Drilling down into the numbers
Vanguard reported distributable cash flow of $48.4 million, or $0.65 per unit. That was more than enough to cover its distribution to unit holders. In fact, the company reported a solid 1.05 times distribution coverage ratio, which is up from a ratio 1.0 times last quarter, despite the fact that the company had more units outstanding this quarter. It's clear to see that the company is doing a solid job producing cash, which suggests its distribution is very safe.
Vanguard was able to produce all that cash because it saw a huge spike in its oil and gas production.

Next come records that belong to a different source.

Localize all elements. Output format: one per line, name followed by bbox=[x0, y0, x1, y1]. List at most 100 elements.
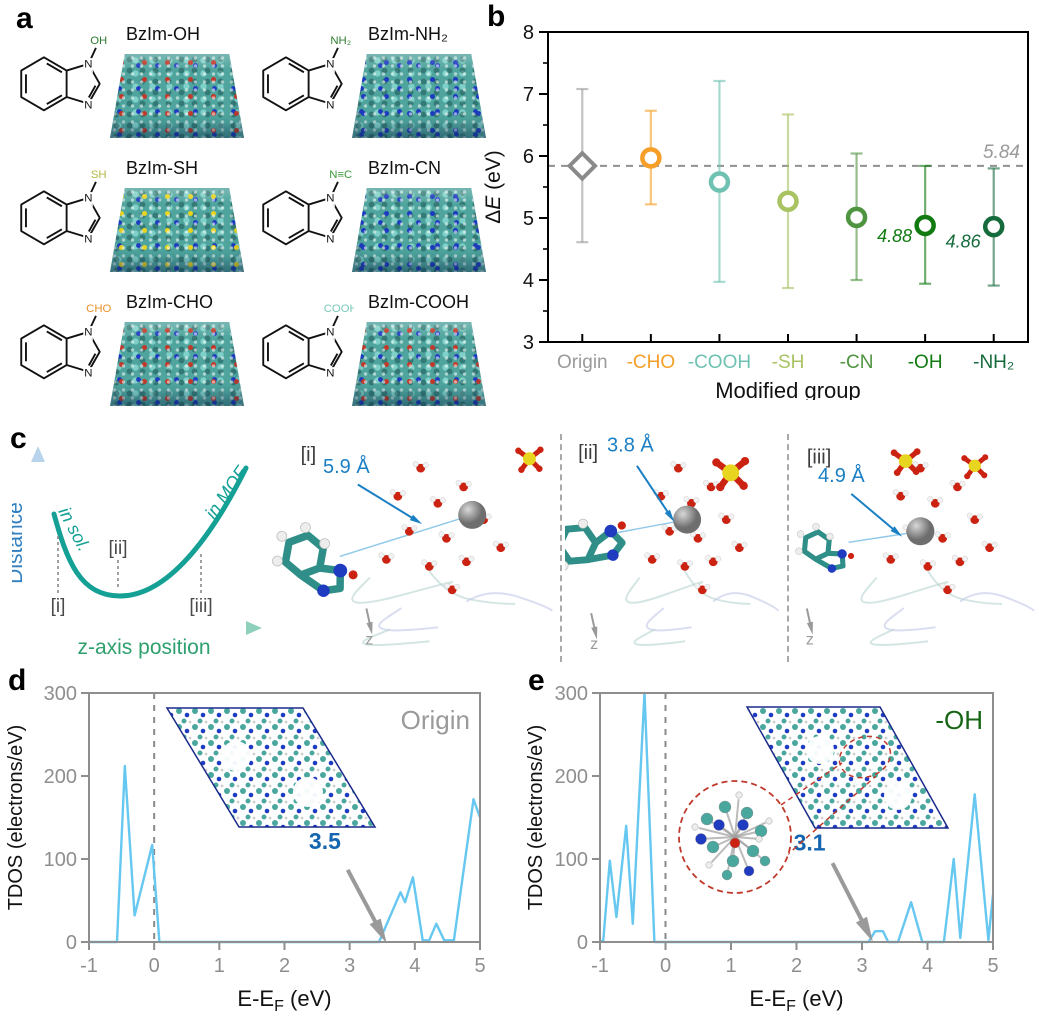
value-annotation: 4.88 bbox=[877, 226, 912, 246]
x-tick-label: 5 bbox=[987, 955, 998, 977]
water-molecule bbox=[492, 540, 509, 553]
water-molecule bbox=[676, 559, 693, 571]
annotation-arrowhead bbox=[409, 514, 423, 524]
y-tick-label: 0 bbox=[577, 932, 588, 954]
annotation-arrowhead bbox=[366, 621, 373, 635]
sulfate-ion bbox=[961, 454, 989, 480]
nitrogen-label: N bbox=[84, 193, 92, 205]
water-molecule bbox=[952, 554, 968, 567]
mof-framework-line bbox=[378, 607, 439, 632]
annotation-arrowhead bbox=[369, 918, 387, 944]
mof-framework-line bbox=[860, 577, 949, 604]
sulfate-ion bbox=[712, 456, 750, 492]
point-ii-label: [ii] bbox=[109, 538, 128, 559]
data-point-SH bbox=[777, 113, 799, 290]
y-tick-label: 100 bbox=[44, 849, 77, 871]
panel-c: c [i] [ii] [iii] in sol. in MOF Distance z-axi… bbox=[0, 420, 1039, 665]
mof-framework-line bbox=[465, 592, 553, 612]
y-tick-label: 200 bbox=[44, 766, 77, 788]
benzimidazole-structure: N N NH₂ bbox=[262, 35, 351, 113]
separator-2 bbox=[787, 434, 789, 662]
x-tick-label: 5 bbox=[474, 955, 485, 977]
distance-axis-title: Distance bbox=[12, 502, 27, 584]
benzimidazole-3d bbox=[565, 518, 626, 571]
distance-curve bbox=[51, 465, 249, 599]
mof-pore bbox=[884, 782, 912, 810]
x-axis-title: E-EF (eV) bbox=[749, 986, 843, 1015]
annotation-arrow bbox=[830, 862, 868, 928]
md-slab-image bbox=[110, 322, 244, 406]
nitrogen-label: N bbox=[326, 99, 334, 111]
metal-ion-sphere bbox=[458, 500, 487, 529]
benzimidazole-3d bbox=[272, 522, 358, 597]
annotation-arrowhead bbox=[855, 916, 873, 942]
mof-pore bbox=[192, 792, 208, 808]
annotation-arrow bbox=[850, 493, 897, 533]
distance-annotation: 3.8 Å bbox=[607, 434, 654, 457]
z-axis-indicator: z bbox=[806, 632, 814, 649]
water-molecule bbox=[718, 512, 735, 524]
bond-lines bbox=[262, 315, 343, 380]
data-point-CN bbox=[845, 152, 868, 282]
x-tick-label: 3 bbox=[856, 955, 867, 977]
x-tick-label: 3 bbox=[344, 955, 355, 977]
molecule-cell: N N COOH BzIm-COOH bbox=[250, 284, 486, 416]
y-tick-label: 4 bbox=[523, 270, 534, 292]
x-tick-label: -1 bbox=[591, 955, 609, 977]
md-slab-image bbox=[352, 322, 486, 406]
substituent-label: CHO bbox=[86, 303, 111, 315]
tdos-curve bbox=[599, 691, 995, 944]
snapshot-label: [ii] bbox=[578, 442, 598, 464]
distance-annotation: 5.9 Å bbox=[323, 455, 370, 478]
point-i-label: [i] bbox=[51, 596, 66, 617]
data-point-COOH bbox=[708, 79, 731, 283]
water-molecule bbox=[670, 461, 687, 473]
category-label: -COOH bbox=[688, 352, 751, 373]
x-axis-title: Modified group bbox=[715, 378, 861, 400]
x-axis-arrowhead bbox=[246, 621, 262, 635]
z-position-axis-title: z-axis position bbox=[77, 636, 210, 659]
circle-marker bbox=[914, 214, 936, 237]
substituent-label: OH bbox=[90, 35, 107, 47]
panel-b: b 5.84 Origin -CHO -COOH -SH -CN -OH -NH₂ 4.88 4.… bbox=[480, 0, 1039, 403]
nitrogen-label: N bbox=[84, 59, 92, 71]
md-snapshot-i: 5.9 Å [i] z bbox=[272, 444, 553, 649]
category-label: -CN bbox=[840, 352, 874, 373]
separator-1 bbox=[560, 434, 562, 662]
water-molecule bbox=[731, 540, 748, 553]
functionalization-zoom-circle bbox=[678, 735, 892, 894]
panel-label-d: d bbox=[8, 664, 27, 697]
nitrogen-label: N bbox=[84, 367, 92, 379]
water-molecule bbox=[412, 461, 429, 473]
circle-marker bbox=[708, 171, 731, 193]
water-molecule bbox=[939, 582, 956, 595]
benzimidazole-structure: N N OH bbox=[20, 35, 107, 113]
y-tick-label: 7 bbox=[523, 84, 534, 106]
band-gap-annotation: 3.1 bbox=[794, 830, 826, 856]
md-slab-image bbox=[110, 188, 244, 272]
energy-chart: 5.84 Origin -CHO -COOH -SH -CN -OH -NH₂ 4.88 4.86… bbox=[482, 22, 1029, 403]
metal-ion-sphere bbox=[906, 517, 935, 546]
substituent-label: COOH bbox=[324, 303, 354, 315]
category-label: -OH bbox=[908, 352, 943, 373]
data-point-OH bbox=[914, 164, 936, 285]
mof-framework-line bbox=[883, 607, 936, 632]
annotation-arrowhead bbox=[806, 621, 813, 635]
curve-tag-label: -OH bbox=[935, 705, 983, 735]
mof-pore bbox=[221, 741, 251, 771]
z-axis-indicator: z bbox=[365, 632, 373, 649]
mof-unit-cell-inset bbox=[745, 706, 950, 829]
water-molecule bbox=[444, 582, 461, 595]
annotation-arrow bbox=[636, 465, 671, 516]
md-snapshot-iii: 4.9 Å[iii] z bbox=[795, 446, 1035, 649]
panel-e: e -1 0 1 2 3 4 5 0 100 200 300 E-EF (eV) TDOS (elect… bbox=[520, 660, 1039, 1017]
y-tick-label: 0 bbox=[66, 932, 77, 954]
sulfate-ion bbox=[890, 448, 921, 477]
data-point-CHO bbox=[640, 109, 662, 206]
category-label: -NH₂ bbox=[973, 352, 1014, 373]
molecule-cell: N N CHO BzIm-CHO bbox=[8, 284, 244, 416]
x-tick-label: 0 bbox=[660, 955, 671, 977]
water-molecule bbox=[981, 540, 998, 553]
panel-d: d -1 0 1 2 3 4 5 0 100 200 300 E-EF (eV) TDOS (elect… bbox=[0, 660, 520, 1017]
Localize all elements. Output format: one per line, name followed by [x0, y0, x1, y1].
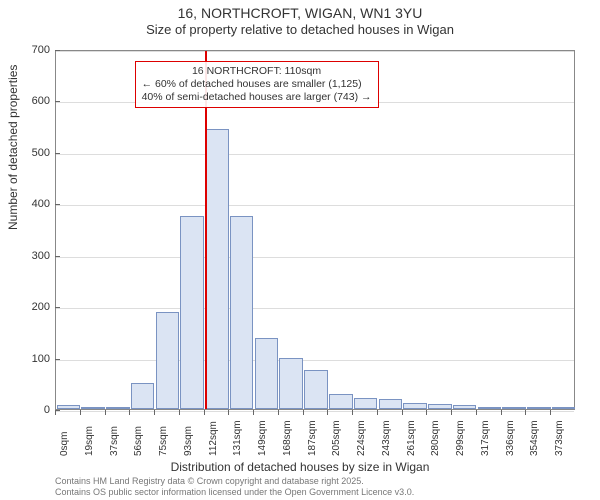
histogram-bar: [81, 407, 105, 409]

For the quarter, the company was able to produce an average of 36,477 barrels of oil equivalent per day, which is up substantially from last year's average of 12,338. The key driver here was the company's recent acquisitions, including this year's deal in the Permian Basin with Range Resources (NYSE:RRC).
One of the important aspects of that deal was that it provided Vanguard with low-cost recompletion projects that are starting to bear fruit. Because these assets weren't core to Range's future, it didn't invest capital into the assets. Vanguard, on the other hand, thrives on these types of assets, which is why the $266.3 million deal made sense for both companies.
Vanguard is well positioned heading into the second half of the year to continue growing by way of acquisition. The company has over $850 million of liquidity available, which will enable it to be very competitive in what it feels will be a very strong acquisition market later this year. In fact, it might have a leg up on its competition as both BreitBurn Energy Partners (OTC:BBEPQ) and LINN Energy (OTC:LINEQ) have already announced large deals this year. Not only that, but both companies have come under attack by short-sellers, which is causing their management teams to focus elsewhere. This is where Vanguard can step in and prudently use its capital to make a big splash if the right deal comes along. That would really boost the company's ability to continue to grow its distribution. Which it was just able to do as the benefits from its recent deal for Range's Permian Basin assets started to show up.
In addition to acquisitions, Vanguard also announced that it will be boosting its capital budget to a range of $30 million-$35 million for the remainder of the year. The original plan was to spend about $55 million this year, but it will be adding nearly $10 million to that after already spending $29.4 million through the first half of the year. The company is able to boost its program thanks to the success it's having in its Woodford Shale program. Vanguard spends the least amount of capital on organic growth among its peers; however, given the solid results it's getting, the company sees increasing its capital spending as a prudent use of the funds it has at its disposal.
Final Foolish thoughts
Overall, it was a very solid quarter by Vanguard. The company appears to have fully digested the assets it acquired from Range and looks ready to make its next move. I would not be surprised to see a deal announced before the end of the current quarter.